The Internet has been ablaze over the past 24 hours with reports that the Obama Administration is considering requiring “all entities submitting offers for federal contracts to disclose certain political contributions and expenditures that they have made within two years prior to the submission of their offer”. This was first disclosed by Hans A. von Spakovsky, a former Federal Election Commissioner and scholar with the Heritage Foundation. The Public Policy and Infrastructure and Government Contracts Groups offer this analysis of the Administration’s proposal, as it is known so far, and will monitor efforts to implement it as well.
The proposed order requires the following to be disclosed:
(a) All contributions or expenditures to or on behalf of federal candidates, parties or party committees made by the bidding entity, its directors or officers, or any affiliates or subsidiaries within its control; and
(b) Any contributions made to third party entities with the intention or reasonable expectation that parties would use those contributions to make independent expenditure or electioneering communications.
The Impact of these Rules on the Contracting Community Will be Significant. If implemented, these disclosure requirements would have a broad impact both in terms of what needs to be disclosed and who needs to disclose it They would apply, for example, to any entity seeking to do business with the federal government. So those seeking to contract with the federal government would have to put a compliance system in place – as part of putting together its bid – in order to keep track of the contributions and expenditures made. Also, the proposed disclosure requirements would reach far into the bidding entity, to include affiliates or subsidiaries under its control.

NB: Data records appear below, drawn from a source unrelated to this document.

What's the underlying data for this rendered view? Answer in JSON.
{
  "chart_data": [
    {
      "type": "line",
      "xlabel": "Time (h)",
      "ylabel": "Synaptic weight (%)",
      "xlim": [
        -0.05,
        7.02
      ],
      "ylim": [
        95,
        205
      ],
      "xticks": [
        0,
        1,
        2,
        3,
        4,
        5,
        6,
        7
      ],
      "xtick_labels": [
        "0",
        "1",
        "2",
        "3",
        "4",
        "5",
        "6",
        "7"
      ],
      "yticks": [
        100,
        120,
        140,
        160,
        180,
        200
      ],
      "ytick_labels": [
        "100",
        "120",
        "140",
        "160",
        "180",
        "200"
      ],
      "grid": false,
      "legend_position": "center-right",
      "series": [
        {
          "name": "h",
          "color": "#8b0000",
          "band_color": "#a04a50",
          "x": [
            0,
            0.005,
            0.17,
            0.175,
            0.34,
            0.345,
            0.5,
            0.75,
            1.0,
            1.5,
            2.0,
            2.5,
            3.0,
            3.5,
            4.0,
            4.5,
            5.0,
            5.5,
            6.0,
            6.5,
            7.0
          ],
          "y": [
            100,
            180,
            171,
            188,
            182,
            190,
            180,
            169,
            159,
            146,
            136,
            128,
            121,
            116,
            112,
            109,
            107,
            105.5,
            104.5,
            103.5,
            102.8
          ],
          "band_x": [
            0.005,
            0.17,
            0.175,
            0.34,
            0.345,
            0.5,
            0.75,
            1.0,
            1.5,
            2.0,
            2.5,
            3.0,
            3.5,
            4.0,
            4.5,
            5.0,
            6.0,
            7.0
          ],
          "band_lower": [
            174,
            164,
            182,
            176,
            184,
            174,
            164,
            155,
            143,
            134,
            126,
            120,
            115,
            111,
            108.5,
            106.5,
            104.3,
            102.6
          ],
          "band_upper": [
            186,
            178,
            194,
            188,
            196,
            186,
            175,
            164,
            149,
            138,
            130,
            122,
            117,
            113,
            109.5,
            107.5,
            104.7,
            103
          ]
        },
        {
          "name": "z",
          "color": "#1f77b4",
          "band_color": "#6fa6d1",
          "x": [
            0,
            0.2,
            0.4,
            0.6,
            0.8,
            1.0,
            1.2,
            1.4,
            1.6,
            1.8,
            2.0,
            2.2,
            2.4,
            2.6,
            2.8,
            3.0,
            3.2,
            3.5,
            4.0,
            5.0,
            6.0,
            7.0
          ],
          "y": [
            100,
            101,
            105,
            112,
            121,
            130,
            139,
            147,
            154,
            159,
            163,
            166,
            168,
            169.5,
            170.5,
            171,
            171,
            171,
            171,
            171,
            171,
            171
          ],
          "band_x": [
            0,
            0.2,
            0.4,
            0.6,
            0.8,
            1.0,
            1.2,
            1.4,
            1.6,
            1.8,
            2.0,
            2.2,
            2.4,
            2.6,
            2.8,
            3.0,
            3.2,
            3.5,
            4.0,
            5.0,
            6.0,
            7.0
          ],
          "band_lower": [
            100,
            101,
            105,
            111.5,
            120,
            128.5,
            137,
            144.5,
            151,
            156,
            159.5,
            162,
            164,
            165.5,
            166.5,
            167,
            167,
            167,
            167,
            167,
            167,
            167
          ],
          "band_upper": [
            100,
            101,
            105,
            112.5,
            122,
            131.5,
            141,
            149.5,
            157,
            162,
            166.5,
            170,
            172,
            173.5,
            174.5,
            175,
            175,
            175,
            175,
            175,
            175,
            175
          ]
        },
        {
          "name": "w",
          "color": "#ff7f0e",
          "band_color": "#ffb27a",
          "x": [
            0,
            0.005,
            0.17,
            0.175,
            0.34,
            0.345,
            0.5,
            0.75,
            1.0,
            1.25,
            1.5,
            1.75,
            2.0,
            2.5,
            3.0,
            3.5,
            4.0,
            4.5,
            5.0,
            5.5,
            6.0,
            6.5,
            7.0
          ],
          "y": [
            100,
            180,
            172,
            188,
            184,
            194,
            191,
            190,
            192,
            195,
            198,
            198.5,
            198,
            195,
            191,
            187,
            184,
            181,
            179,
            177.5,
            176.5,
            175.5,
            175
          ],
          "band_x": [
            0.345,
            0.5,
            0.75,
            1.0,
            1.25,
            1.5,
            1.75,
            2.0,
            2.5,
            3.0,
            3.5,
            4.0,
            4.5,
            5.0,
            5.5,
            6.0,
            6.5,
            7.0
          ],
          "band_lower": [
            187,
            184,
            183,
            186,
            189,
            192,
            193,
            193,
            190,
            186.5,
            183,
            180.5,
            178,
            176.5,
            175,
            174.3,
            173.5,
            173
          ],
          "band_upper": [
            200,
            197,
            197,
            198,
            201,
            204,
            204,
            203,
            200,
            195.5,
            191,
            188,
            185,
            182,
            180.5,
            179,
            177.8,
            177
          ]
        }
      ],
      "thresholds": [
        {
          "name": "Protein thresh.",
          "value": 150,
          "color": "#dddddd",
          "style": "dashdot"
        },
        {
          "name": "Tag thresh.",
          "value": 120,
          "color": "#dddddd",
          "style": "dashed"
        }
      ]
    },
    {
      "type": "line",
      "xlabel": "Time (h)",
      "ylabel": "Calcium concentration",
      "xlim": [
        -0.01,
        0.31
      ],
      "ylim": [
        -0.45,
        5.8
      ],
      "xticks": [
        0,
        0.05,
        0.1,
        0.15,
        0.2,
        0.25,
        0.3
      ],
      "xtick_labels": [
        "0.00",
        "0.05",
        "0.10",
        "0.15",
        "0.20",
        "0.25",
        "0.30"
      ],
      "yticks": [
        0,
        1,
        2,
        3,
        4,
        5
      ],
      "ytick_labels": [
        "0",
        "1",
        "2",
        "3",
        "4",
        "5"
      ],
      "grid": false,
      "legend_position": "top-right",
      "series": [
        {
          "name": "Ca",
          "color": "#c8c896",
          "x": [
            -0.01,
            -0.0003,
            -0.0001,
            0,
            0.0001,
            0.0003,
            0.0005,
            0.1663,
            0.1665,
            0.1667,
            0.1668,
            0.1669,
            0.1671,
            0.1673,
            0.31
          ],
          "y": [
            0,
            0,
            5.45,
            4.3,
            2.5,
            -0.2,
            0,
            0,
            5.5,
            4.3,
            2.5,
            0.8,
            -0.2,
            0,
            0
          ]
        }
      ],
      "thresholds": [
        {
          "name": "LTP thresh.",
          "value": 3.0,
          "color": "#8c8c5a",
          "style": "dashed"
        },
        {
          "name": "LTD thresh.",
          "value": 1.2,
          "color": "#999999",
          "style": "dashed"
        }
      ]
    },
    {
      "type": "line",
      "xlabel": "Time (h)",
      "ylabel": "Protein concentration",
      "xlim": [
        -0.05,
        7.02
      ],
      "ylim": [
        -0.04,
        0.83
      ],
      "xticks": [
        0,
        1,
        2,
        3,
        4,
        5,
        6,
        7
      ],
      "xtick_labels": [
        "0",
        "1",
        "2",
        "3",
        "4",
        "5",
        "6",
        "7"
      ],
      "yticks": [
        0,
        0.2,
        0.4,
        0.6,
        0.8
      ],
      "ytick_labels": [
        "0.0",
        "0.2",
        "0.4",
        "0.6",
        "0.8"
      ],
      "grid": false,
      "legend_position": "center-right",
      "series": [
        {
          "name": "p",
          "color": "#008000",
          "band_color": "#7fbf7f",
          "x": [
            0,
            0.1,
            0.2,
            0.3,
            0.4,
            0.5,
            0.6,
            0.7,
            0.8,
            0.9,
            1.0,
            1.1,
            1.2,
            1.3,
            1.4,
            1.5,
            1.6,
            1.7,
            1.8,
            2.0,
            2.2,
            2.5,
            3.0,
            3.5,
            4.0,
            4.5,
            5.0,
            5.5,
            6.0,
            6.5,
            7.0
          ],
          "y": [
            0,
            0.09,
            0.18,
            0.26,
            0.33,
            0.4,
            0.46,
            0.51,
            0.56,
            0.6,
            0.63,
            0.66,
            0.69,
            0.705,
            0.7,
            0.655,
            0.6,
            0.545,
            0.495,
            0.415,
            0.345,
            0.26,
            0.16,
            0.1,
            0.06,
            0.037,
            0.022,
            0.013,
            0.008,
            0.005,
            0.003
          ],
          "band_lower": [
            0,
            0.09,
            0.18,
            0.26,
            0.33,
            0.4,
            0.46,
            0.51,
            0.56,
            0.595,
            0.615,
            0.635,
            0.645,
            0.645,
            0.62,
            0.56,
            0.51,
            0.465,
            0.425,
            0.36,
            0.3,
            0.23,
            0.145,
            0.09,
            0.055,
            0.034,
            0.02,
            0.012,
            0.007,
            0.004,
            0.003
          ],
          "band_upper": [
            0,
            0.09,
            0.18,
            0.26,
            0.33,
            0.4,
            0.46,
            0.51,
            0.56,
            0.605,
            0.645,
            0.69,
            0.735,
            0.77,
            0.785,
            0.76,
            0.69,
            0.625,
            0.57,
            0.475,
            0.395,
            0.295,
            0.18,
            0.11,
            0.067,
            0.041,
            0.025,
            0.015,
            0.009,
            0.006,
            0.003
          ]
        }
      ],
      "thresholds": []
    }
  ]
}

For an entity with many subsidies, this would not only mean creating an effective compliance system but enabling the coordination within that system among many pieces and players, in order for effective disclosure. Finally, they would apply not only to political contributions to candidates and political parties but also to contributions made to a third party that spends money for advertisements advocating the election or defeat of a candidate for federal office. So, for example, if an officer of a bidding entity also belongs to an organization that runs ads calling for the defeat of a candidate, then he or she must disclose dues any other payments made to that organization, in the context of the bidding entity seeking the federal contract. That goes beyond any requirement in place today and in real terms means that those entities which run these advertisements could see the disclosure of those behind them.
Many legal issues are likely raised by an Executive Order that would be issued with this content. Among these issues are: (1) constitutional, third party, and other statutory rights that might be disturbed by compliance with the requirements of the Executive Order; (2) whether such an Executive Order exceeds the President’s authority; and, (3) potential third party liability that might be incurred by implementation activities of covered entities (e.g., employment disputes), among others.
This proposed executive order is clearly a response to the Supreme Court’s decision in Citizens United v. FEC, which reverses decades of statutory and case law that prohibit corporations from using their general treasuries to fund independent political advertising supporting or opposing candidates for local, state or federal office. And those on the right clearly consider it to be drafted in favor of organizations favoring the Democratic Party. van Spakovsky, for example, notes “federal employee unions that negotiate contracts for their members worth many times the value of some government contracts are not affected by this order. Neither are the recipients of hundreds of millions of dollars of federal grants”. We would note that this is a proposal only and the final details of the Executive Order are still not in place.